You know me, I like to start with a little history–brief, I promise!
Parmigiano Reggiano, as the name suggests, is a cow’s milk cheese first produced in the Duchy of Parma, an area that lies between the small Italian villages of Parma and Reggio Emilia. As the name doesn’t suggest, this cheese originated in farming monastic communities over 900 years ago. That’s just a little fun fact about the humble roots of this cheese, now monitored since 1928 by the Consorzio del Formaggio Parmigiano-Reggiano, which sets and enforces the standards for the PDO (protected designations of origin) as well as sponsors’ marketing activities.
Traditionally, the cheese was made with raw milk from three ancient breeds: Bruna Alpinas (brown cow); Vacche Rosse (red cow) and Bianco Modenese (white cow). The brown cow offers a harmoniously balanced milk with high nutritional benefits. The red cow, often acknowledged as the “mother breed of Parmigiano Reggiano,” lends a sweetness to the cheese. The white cow has a great fat content to protein index ratio (and fruitful flavor!).
So, depending on the qualities a cheesemaker is looking for, they can choose accordingly.
Ok, not exactly mind-blowing information or, for some, even new information. But what’s special about Parmigiano Reggiano made with the milk of these ancient breeds today is that it’s very unusual to do so.
Post second-wave Industrial Revolution in the early 1900s, the ancient breeds were replaced by Holstein Friesian cows imported from Northern Europe, a breed which offers, if not a notably high quality milk, a high yield.
With this influx of a higher-producing breed, the population of the ancient breeds was driven down, the Bianco Modenese and Vacche Rosse shrinking to the point of near extinction.

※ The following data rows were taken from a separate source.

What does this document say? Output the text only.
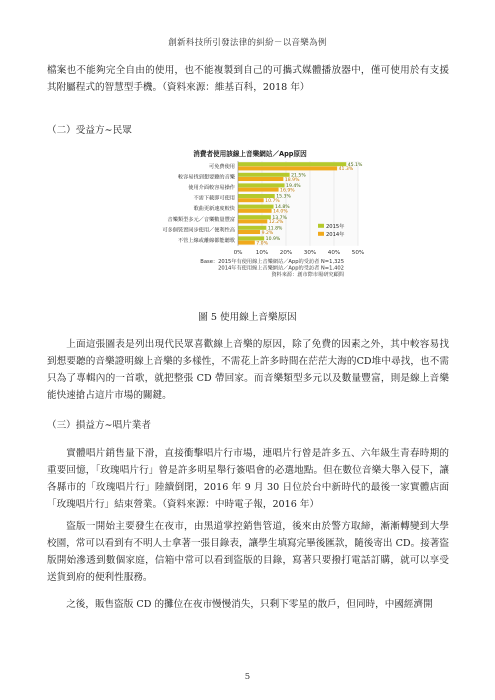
創新科技所引發法律的糾紛－以音樂為例

檔案也不能夠完全自由的使用，也不能複製到自己的可攜式媒體播放器中，僅可使用於有支援其附屬程式的智慧型手機。（資料來源：維基百科，2018 年）

（二）受益方∼民眾
消費者使用該線上音樂網站／App原因
0% 10% 20% 30% 40% 50%
可免費使用	45.1%
41.3%
較容易找到想要聽的音樂	21.5%
18.9%
使用介面較容易操作	19.4%
16.9%
不需下載即可使用	15.3%
10.7%
歌曲更新速度較快	14.8%
14.0%
音樂類型多元／音樂數量豐富	13.7%
12.2%
可多個裝置同步使用／便利性高	11.8%
9.2%
不管上線或離線都能聽歌	10.9%
7.0%
2015年
2014年
Base：2015年有使用線上音樂網站／App的受訪者 N=1,325
2014年有使用線上音樂網站／App的受訪者 N=1,402
資料來源：創市際市場研究顧問
圖 5 使用線上音樂原因

上面這張圖表是列出現代民眾喜歡線上音樂的原因，除了免費的因素之外，其中較容易找到想要聽的音樂證明線上音樂的多樣性，不需花上許多時間在茫茫大海的CD堆中尋找，也不需只為了專輯內的一首歌，就把整張 CD 帶回家。而音樂類型多元以及數量豐富，則是線上音樂能快速搶占這片市場的關鍵。

（三）損益方∼唱片業者

實體唱片銷售量下滑，直接衝擊唱片行市場，連唱片行曾是許多五、六年級生青春時期的重要回憶，「玫瑰唱片行」曾是許多明星舉行簽唱會的必選地點。但在數位音樂大舉入侵下，讓各縣市的「玫瑰唱片行」陸續倒閉，2016 年 9 月 30 日位於台中新時代的最後一家實體店面「玫瑰唱片行」結束營業。（資料來源：中時電子報，2016 年）

盜版一開始主要發生在夜市，由黑道掌控銷售管道，後來由於警方取締，漸漸轉變到大學校園，常可以看到有不明人士拿著一張目錄表，讓學生填寫完畢後匯款，隨後寄出 CD。接著盜版開始滲透到數個家庭，信箱中常可以看到盜版的目錄，寫著只要撥打電話訂購，就可以享受送貨到府的便利性服務。

之後，販售盜版 CD 的攤位在夜市慢慢消失，只剩下零星的散戶，但同時，中國經濟開

5
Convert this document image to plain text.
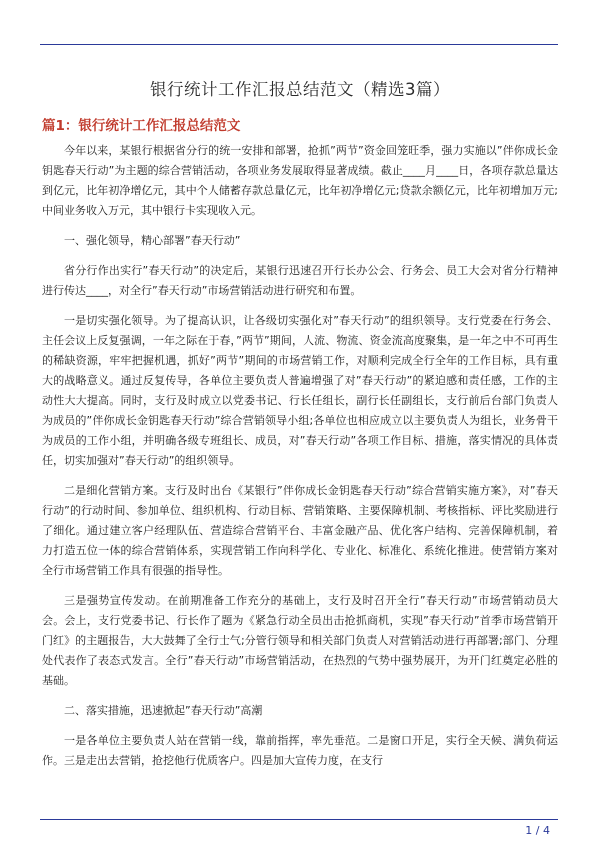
银行统计工作汇报总结范文（精选3篇）
篇1：银行统计工作汇报总结范文

今年以来，某银行根据省分行的统一安排和部署，抢抓”两节”资金回笼旺季，强力实施以”伴你成长金钥匙春天行动”为主题的综合营销活动，各项业务发展取得显著成绩。截止____月____日，各项存款总量达到亿元，比年初净增亿元，其中个人储蓄存款总量亿元，比年初净增亿元;贷款余额亿元，比年初增加万元;中间业务收入万元，其中银行卡实现收入元。

一、强化领导，精心部署”春天行动”

省分行作出实行”春天行动”的决定后，某银行迅速召开行长办公会、行务会、员工大会对省分行精神进行传达____，对全行”春天行动”市场营销活动进行研究和布置。

一是切实强化领导。为了提高认识，让各级切实强化对”春天行动”的组织领导。支行党委在行务会、主任会议上反复强调，一年之际在于春，”两节”期间，人流、物流、资金流高度聚集，是一年之中不可再生的稀缺资源，牢牢把握机遇，抓好”两节”期间的市场营销工作，对顺利完成全行全年的工作目标，具有重大的战略意义。通过反复传导，各单位主要负责人普遍增强了对”春天行动”的紧迫感和责任感，工作的主动性大大提高。同时，支行及时成立以党委书记、行长任组长，副行长任副组长，支行前后台部门负责人为成员的”伴你成长金钥匙春天行动”综合营销领导小组;各单位也相应成立以主要负责人为组长，业务骨干为成员的工作小组，并明确各级专班组长、成员，对”春天行动”各项工作目标、措施，落实情况的具体责任，切实加强对”春天行动”的组织领导。

二是细化营销方案。支行及时出台《某银行”伴你成长金钥匙春天行动”综合营销实施方案》，对”春天行动”的行动时间、参加单位、组织机构、行动目标、营销策略、主要保障机制、考核指标、评比奖励进行了细化。通过建立客户经理队伍、营造综合营销平台、丰富金融产品、优化客户结构、完善保障机制，着力打造五位一体的综合营销体系，实现营销工作向科学化、专业化、标准化、系统化推进。使营销方案对全行市场营销工作具有很强的指导性。

三是强势宣传发动。在前期准备工作充分的基础上，支行及时召开全行”春天行动”市场营销动员大会。会上，支行党委书记、行长作了题为《紧急行动全员出击抢抓商机，实现”春天行动”首季市场营销开门红》的主题报告，大大鼓舞了全行士气;分管行领导和相关部门负责人对营销活动进行再部署;部门、分理处代表作了表态式发言。全行”春天行动”市场营销活动，在热烈的气势中强势展开，为开门红奠定必胜的基础。

二、落实措施，迅速掀起”春天行动”高潮

一是各单位主要负责人站在营销一线，靠前指挥，率先垂范。二是窗口开足，实行全天候、满负荷运作。三是走出去营销，抢挖他行优质客户。四是加大宣传力度，在支行

1 / 4
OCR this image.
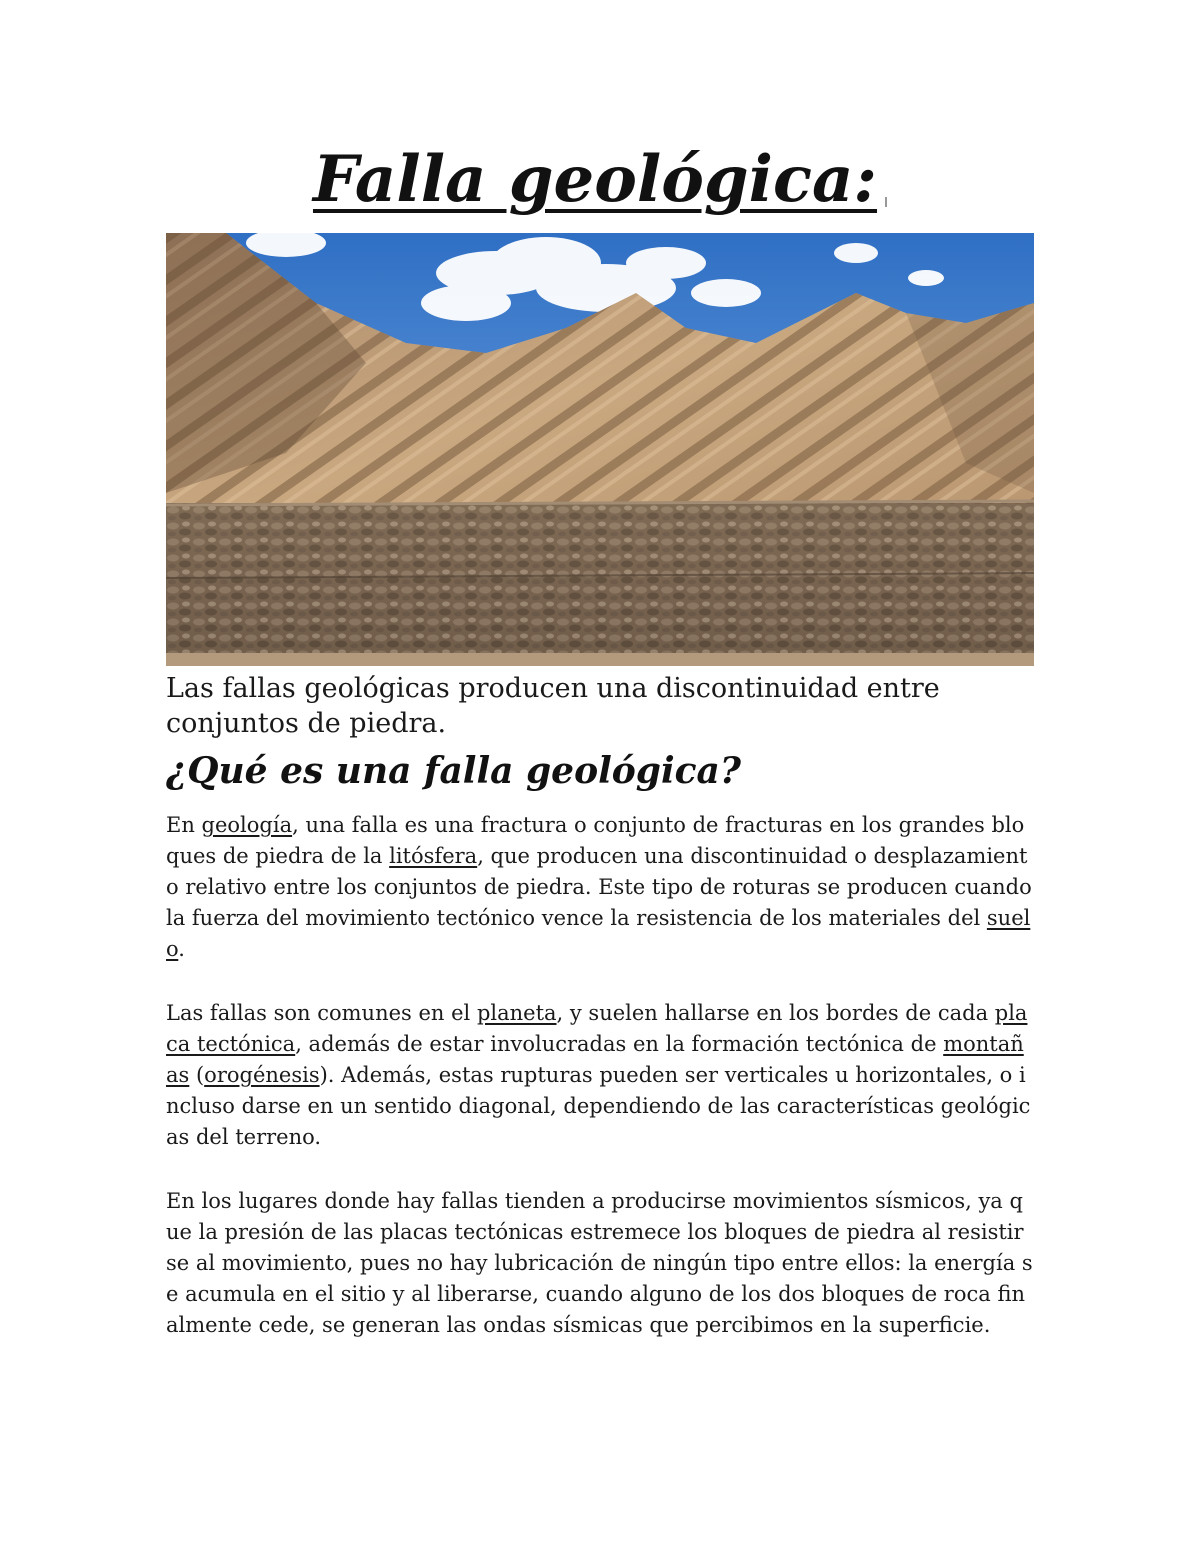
Falla geológica:

Las fallas geológicas producen una discontinuidad entre conjuntos de piedra.

¿Qué es una falla geológica?

En geología, una falla es una fractura o conjunto de fracturas en los grandes bloques de piedra de la litósfera, que producen una discontinuidad o desplazamiento relativo entre los conjuntos de piedra. Este tipo de roturas se producen cuando la fuerza del movimiento tectónico vence la resistencia de los materiales del suelo.

Las fallas son comunes en el planeta, y suelen hallarse en los bordes de cada placa tectónica, además de estar involucradas en la formación tectónica de montañas (orogénesis). Además, estas rupturas pueden ser verticales u horizontales, o incluso darse en un sentido diagonal, dependiendo de las características geológicas del terreno.

En los lugares donde hay fallas tienden a producirse movimientos sísmicos, ya que la presión de las placas tectónicas estremece los bloques de piedra al resistirse al movimiento, pues no hay lubricación de ningún tipo entre ellos: la energía se acumula en el sitio y al liberarse, cuando alguno de los dos bloques de roca finalmente cede, se generan las ondas sísmicas que percibimos en la superficie.
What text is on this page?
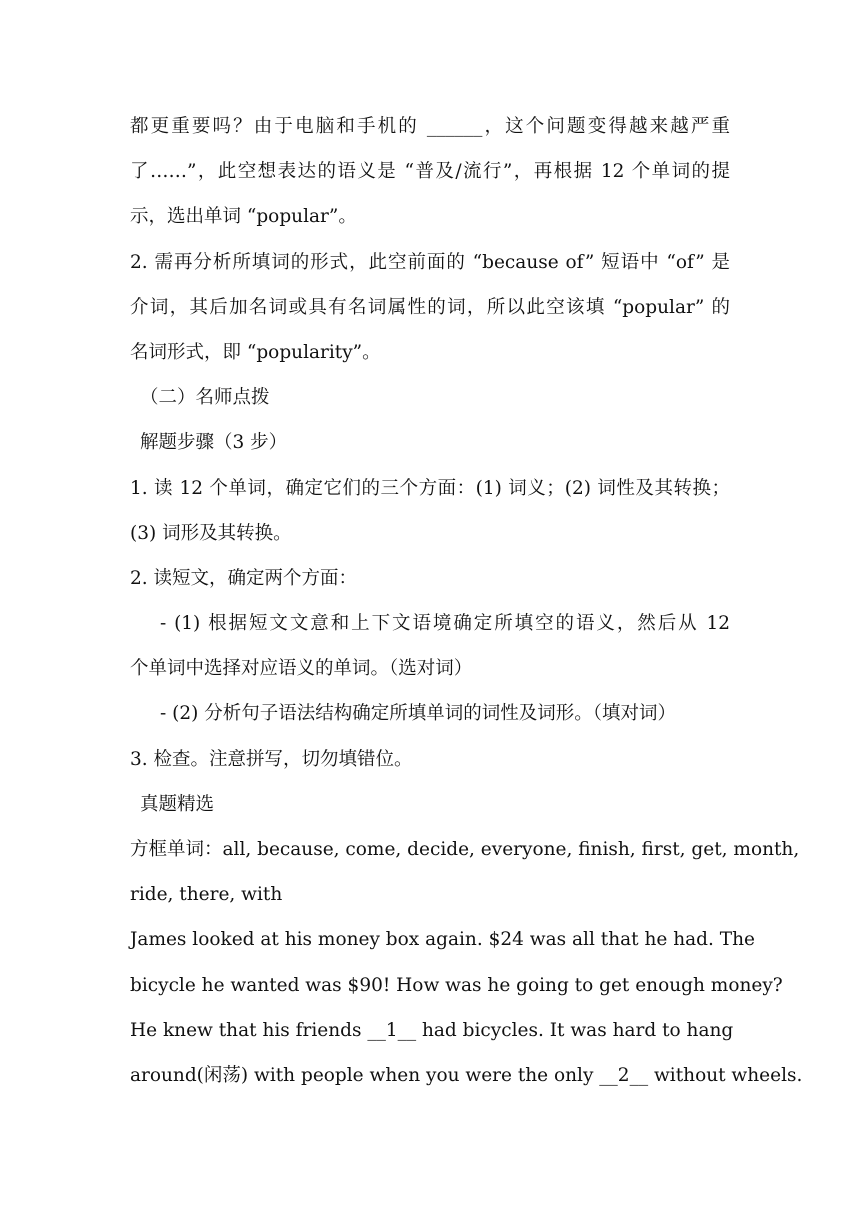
都更重要吗？由于电脑和手机的 ______，这个问题变得越来越严重
了……”，此空想表达的语义是 “普及/流行”，再根据 12 个单词的提
示，选出单词 “popular”。
2. 需再分析所填词的形式，此空前面的 “because of” 短语中 “of” 是
介词，其后加名词或具有名词属性的词，所以此空该填 “popular” 的
名词形式，即 “popularity”。
（二）名师点拨
解题步骤（3 步）
1. 读 12 个单词，确定它们的三个方面：(1) 词义；(2) 词性及其转换；
(3) 词形及其转换。
2. 读短文，确定两个方面：
- (1) 根据短文文意和上下文语境确定所填空的语义，然后从 12
个单词中选择对应语义的单词。（选对词）
- (2) 分析句子语法结构确定所填单词的词性及词形。（填对词）
3. 检查。注意拼写，切勿填错位。
真题精选
方框单词：all, because, come, decide, everyone, finish, first, get, month,
ride, there, with
James looked at his money box again. $24 was all that he had. The
bicycle he wanted was $90! How was he going to get enough money?
He knew that his friends __1__ had bicycles. It was hard to hang
around(闲荡) with people when you were the only __2__ without wheels.
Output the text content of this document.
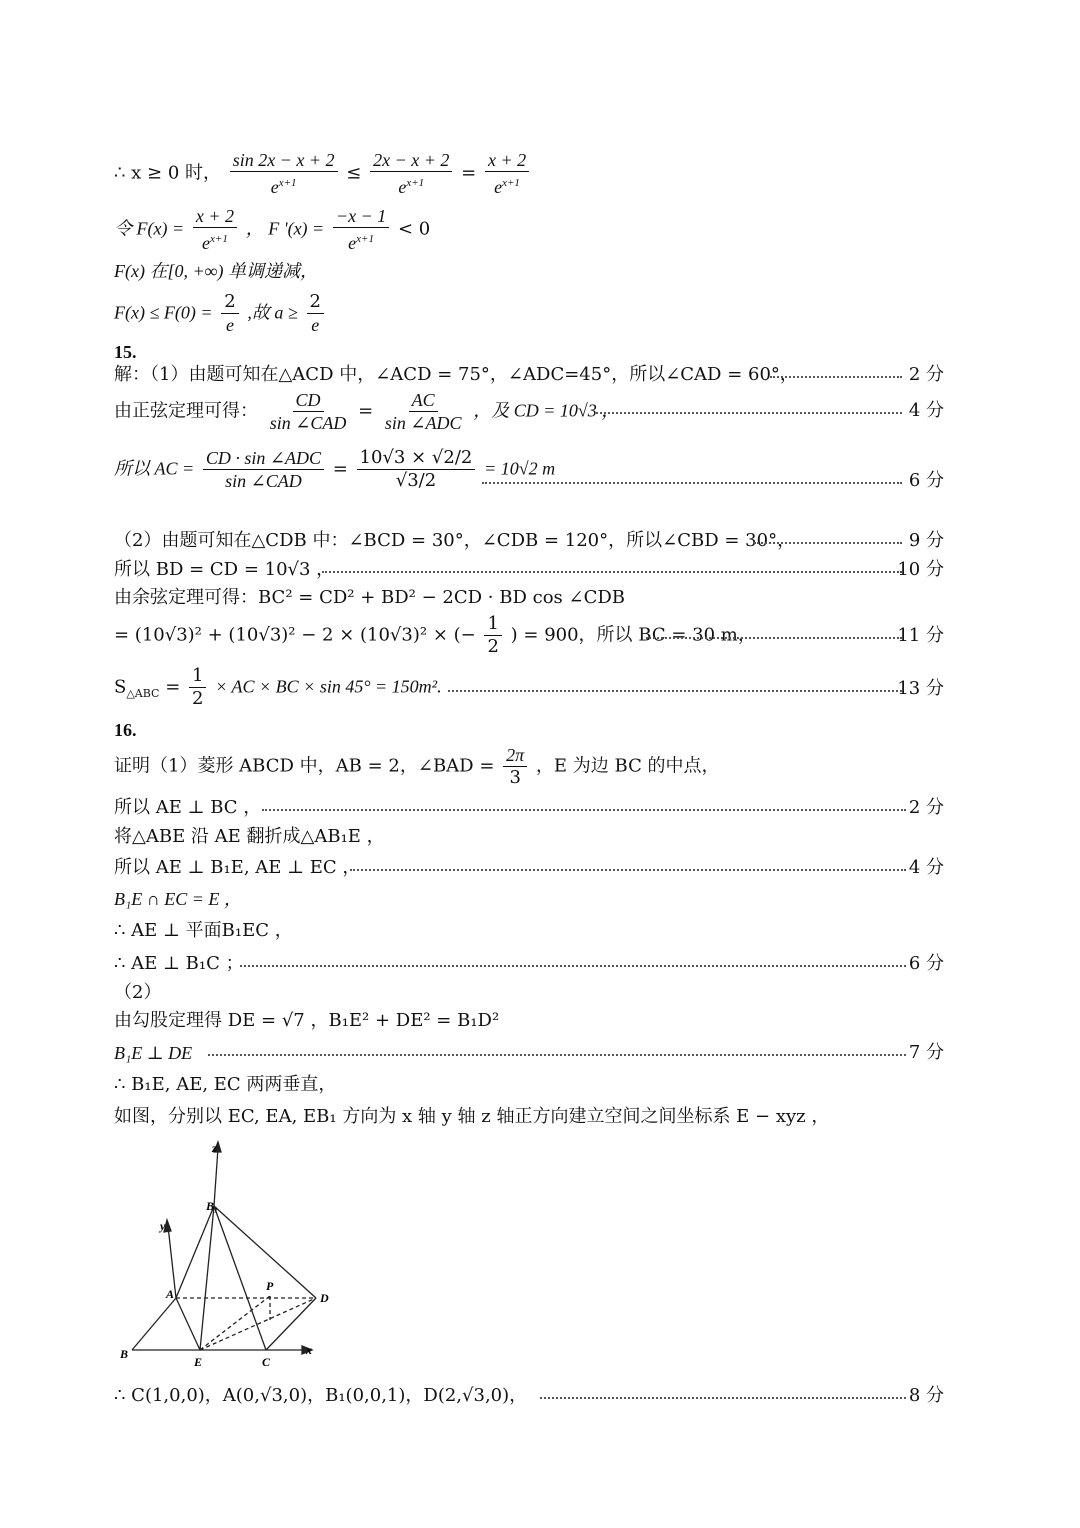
∴ x ≥ 0 时， $\frac{\sin 2x - x + 2}{e^{x+1}} \le \frac{2x - x + 2}{e^{x+1}} = \frac{x + 2}{e^{x+1}}$
令 $F(x) = \frac{x + 2}{e^{x+1}}$ ， F '$(x) = \frac{-x - 1}{e^{x+1}} < 0$
F(x) 在[0, +∞) 单调递减，
$F(x) \le F(0) = \frac{2}{e}$ ,故 $a \ge \frac{2}{e}$
15.
解：（1）由题可知在△ACD 中，∠ACD = 75°，∠ADC=45°，所以∠CAD = 60°，	2 分
由正弦定理可得： $\frac{CD}{\text{sin ∠CAD}} = \frac{AC}{\text{sin ∠ADC}}$ ，及 CD = 10√3 ，	4 分
所以 AC = $\frac{\text{CD · sin ∠ADC}}{\text{sin ∠CAD}} = \frac{10√3 \times √2/2}{√3/2} = 10√2$ m
6 分
（2）由题可知在△CDB 中：∠BCD = 30°，∠CDB = 120°，所以∠CBD = 30°，	9 分
所以 BD = CD = 10√3 ，	10 分
由余弦定理可得：BC² = CD² + BD² − 2CD · BD cos ∠CDB
= (10√3)² + (10√3)² − 2 × (10√3)² × (− $\frac{1}{2}$ ) = 900，所以 BC = 30 m，	11 分
$S_{\triangle ABC} = \frac{1}{2}$ × AC × BC × sin 45° = 150m².	13 分
16.
证明（1）菱形 ABCD 中，AB = 2，∠BAD = $\frac{2\pi}{3}$ ，E 为边 BC 的中点，
所以 AE ⊥ BC ，	2 分
将△ABE 沿 AE 翻折成△AB₁E ，
所以 AE ⊥ B₁E, AE ⊥ EC ，	4 分
B₁E ∩ EC = E ，
∴ AE ⊥ 平面B₁EC ，
∴ AE ⊥ B₁C ；	6 分
（2）
由勾股定理得 DE = √7 ，B₁E² + DE² = B₁D²
B₁E ⊥ DE	7 分
∴ B₁E, AE, EC 两两垂直，
如图，分别以 EC, EA, EB₁ 方向为 x 轴 y 轴 z 轴正方向建立空间之间坐标系 E − xyz ，
z
y
x
B₁
A
P
D
B
E	C
∴ C(1,0,0)，A(0,√3,0)，B₁(0,0,1)，D(2,√3,0)，	8 分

The craft of making traditional Parmigiano Reggiano was becoming, quite literally, a dying art.
But–and this is the good news–there has been a resurgence of traditional methods and use of ancient breeds for making Parmigiano Reggiano. There are several dairies in the designated regions of Italy making Parmigiano Reggiano exclusively with the milk of these ancient breeds.
Rogers Collection is the premier importer in the United States bringing in Parmigiano Reggiano from all three ancient breeds. We offer Valserena Brown cow; Grana d’Oro Red cow; and Rosola White cow. All three are made with raw milk and aged 24 months–double the required standard by the Consorzio for Parmigiano Reggiano. We offer whole wheels and various cuts from all three of these producers.
Let’s start with Valserena. It is the oldest Parmigiano Reggiano dairy in Parma and one of only four members of the Consorzio di Sola Bruna. Valserena is a 5th generation producer and one of the last farmstead producers of PDO cheese, meaning they grow the feed, raise the animals, and make the cheese all on their farm. Valserena isn’t wildly different from cheese made with Red cow milk, but it is a bit sweeter with flavors of candied nuts and a very delicate complexity and aroma of sweet cream. Valserena makes 10-12 wheels per day.
Next, Grana d’Oro Parmigiano Reggiano, made with the milk from Red cows (Vacche Rosse), as it was originally by the Benedictine monks. Located in the province of Reggio Emilio towards Parma–in the heart of the Parmigiano Reggiano cheese production area–the Catellani family has bred and cared for the rare Razza Bovina Reggiana cows for three generations. This breed is special in that it is autochthonous, or indigenous, to Northern Italy. The characteristics, you ask? This cheese possesses tropical fruit flavors and a deep nuttiness. Grana d’Oro produces 4-5 wheels a day.
Lastly, but certainly not least, we offer a white cow Parmigiano Reggiano made by Caseficio Rosola di Zocca, a seven member cooperative of small farms that use a five-year rotation of meadow pastures to maintain a biodiversity of feed that gives strong mountain meadow essence to the milk. With the milk from all the farms, Rosola is still only able to produce two White cow wheels each day. The taste is rich and dense but full of subtlety with a well-balanced velvety butter feel and aromas of the Appennine meadows.
After a near-loss of these ancient breeds, their return and use in making Parmigiano Reggiano cheesemaking is all the sweeter, and maybe a little nuttier and fruitier, too.
With a rich history and traditional crafting methods, it is no wonder Parmigiano Reggiano is hailed the “the King of Cheese.”
And speaking of rich history and tradition, International Raw Milk Cheese Appreciation Day is fast approaching on October 17, 2020! This is a day sponsored by Oldways Cheese Coalition, a nonprofit which supports cultural food traditions. Rogers Collection is proud to collaborate with Oldways and to offer many raw milk cheeses in addition to our ancient breed Parmigiano Reggiano cheeses.